Os presentes autos tiveram início com o requerimento de injunção, no entanto, a parte foi convidada a aperfeiçoar esse requerimento sendo que a mesma, em cumprimento desse despacho, veio apresentar petição inicial que ser mostra junta a fls. 85 a 89 dos autos.
Nesta petição inicial a Autora apresentou requerimento probatório requerendo declarações e depoimento de parte.
Conforme decorre expressamente do artigo 552º, nº 6 do Código do Processo Civil é na petição inicial que o Autor deve apresentar o rol de testemunhas, daí que, não tendo apresentado na petição inicial o rol de testemunhas, não pode, como refere a Ré, fazê-lo agora.

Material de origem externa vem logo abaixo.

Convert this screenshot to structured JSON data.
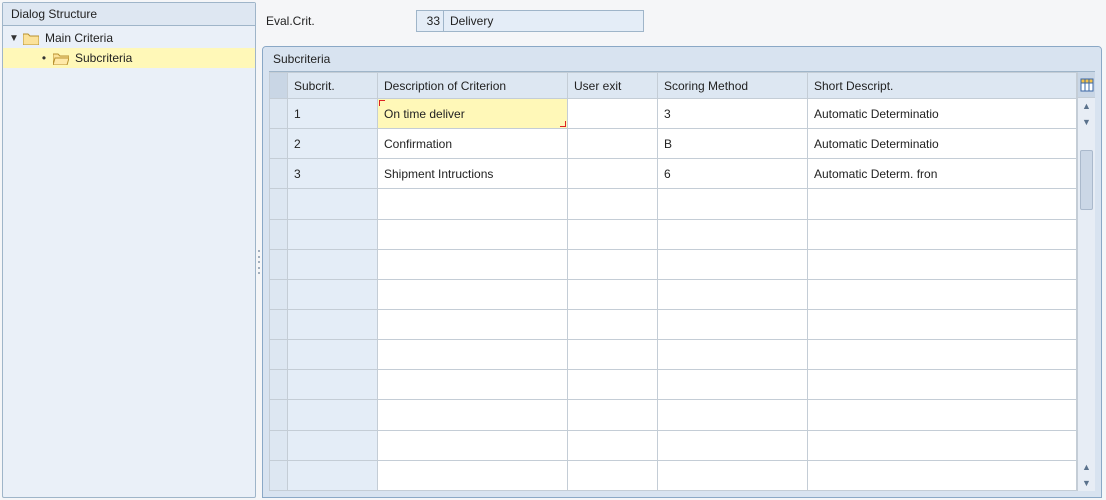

Posto isto, não se admite o referido rol de testemunhas, condenando-se ainda a Autora numa multa que se fixa no mínimo legal pelo incidente a que deu causa. – (…)»
3. A recorrente pretende a alteração desta decisão e que seja admitida a prova testemunhal indicada, com os fundamentos seguintes:
A) Tendo os autos sido iniciados como procedimento de injunção, nos requisitos do respectivo requerimento inicial não se inclui o dever de apresentar o rol de testemunhas ou requerer outros meios de prova – art.º 10º do Decreto-Lei nº 269/98, de 01 de Setembro.

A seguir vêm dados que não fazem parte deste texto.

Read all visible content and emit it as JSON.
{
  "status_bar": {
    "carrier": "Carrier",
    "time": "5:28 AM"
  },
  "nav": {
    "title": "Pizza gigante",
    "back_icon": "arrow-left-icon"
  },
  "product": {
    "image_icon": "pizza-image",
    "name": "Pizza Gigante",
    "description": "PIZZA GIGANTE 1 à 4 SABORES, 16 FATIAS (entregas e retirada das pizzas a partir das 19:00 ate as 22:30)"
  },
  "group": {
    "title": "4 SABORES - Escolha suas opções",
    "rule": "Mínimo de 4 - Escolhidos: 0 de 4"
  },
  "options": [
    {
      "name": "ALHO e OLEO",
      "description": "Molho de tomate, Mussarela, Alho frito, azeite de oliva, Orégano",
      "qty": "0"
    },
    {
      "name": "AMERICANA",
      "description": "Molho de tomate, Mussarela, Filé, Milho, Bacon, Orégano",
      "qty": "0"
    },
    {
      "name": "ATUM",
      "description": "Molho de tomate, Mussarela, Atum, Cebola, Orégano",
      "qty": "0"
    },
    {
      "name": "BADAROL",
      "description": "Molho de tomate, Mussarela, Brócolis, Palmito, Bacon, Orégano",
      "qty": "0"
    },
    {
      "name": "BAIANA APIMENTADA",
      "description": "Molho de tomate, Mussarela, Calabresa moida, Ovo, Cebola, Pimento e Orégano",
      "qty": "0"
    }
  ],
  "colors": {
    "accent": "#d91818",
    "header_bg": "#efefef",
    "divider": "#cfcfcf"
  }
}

B) A Autora, convidada a aperfeiçoar o requerimento de injunção, nos termos do art.º 590º, n.º 4 do CPC, apresentou na petição inicial aperfeiçoada o requerimento probatório, indicando os seguintes meios de prova: documentos, declarações de parte e depoimento de parte.
C) Foi realizada a audiência prévia, nos termos e para os efeitos do art.º 591º do CPC, no âmbito da qual foi proferido despacho saneador, identificado o objecto do litígio e fixados os temas de prova, após o que a Autora, ao abrigo do disposto no art.º 598º, nº 1 do CPC, veio requerer a alteração do requerimento probatório anteriormente apresentado, no sentido de serem ouvidas 6 (seis) testemunhas.
D) Nada impede a Autora de proceder à alteração do requerimento probatório na audiência prévia, através da indicação de prova testemunhal, sem prejuízo do facto de não ter apresentado anteriormente rol de testemunhas.
E) O art.º 598.º, n.º 1 do CPC, ao não estabelecer restrições ao modo de alteração do requerimento probatório, permite a apresentação de diferente meio de prova, como as exigências de contraditório impõem, e de acordo com o princípio da verdade material, devendo as partes poder organizar e apresentar a sua prova em pleno conhecimento dos articulados da parte contrária e do enunciado dos temas de prova.
F) Sendo, todavia, mui douta, a decisão recorrida violou por erradas interpretação e aplicação as disposições legais anteriormente citadas, e as mais ao caso aplicáveis.
4. Não se mostram juntas contra-alegações.
O recuso foi admitido como de apelação, com subida em separado e efeito meramente devolutivo.
Cumpre apreciar e decidir.
II- Objecto do recurso
O objecto do recurso, salvo questões de conhecimento oficioso, é delimitado pelas conclusões dos recorrentes, como resulta dos artigos 608º, nº 2, 635º, n.º 4, e 639º, nº 1, do Código de Processo Civil.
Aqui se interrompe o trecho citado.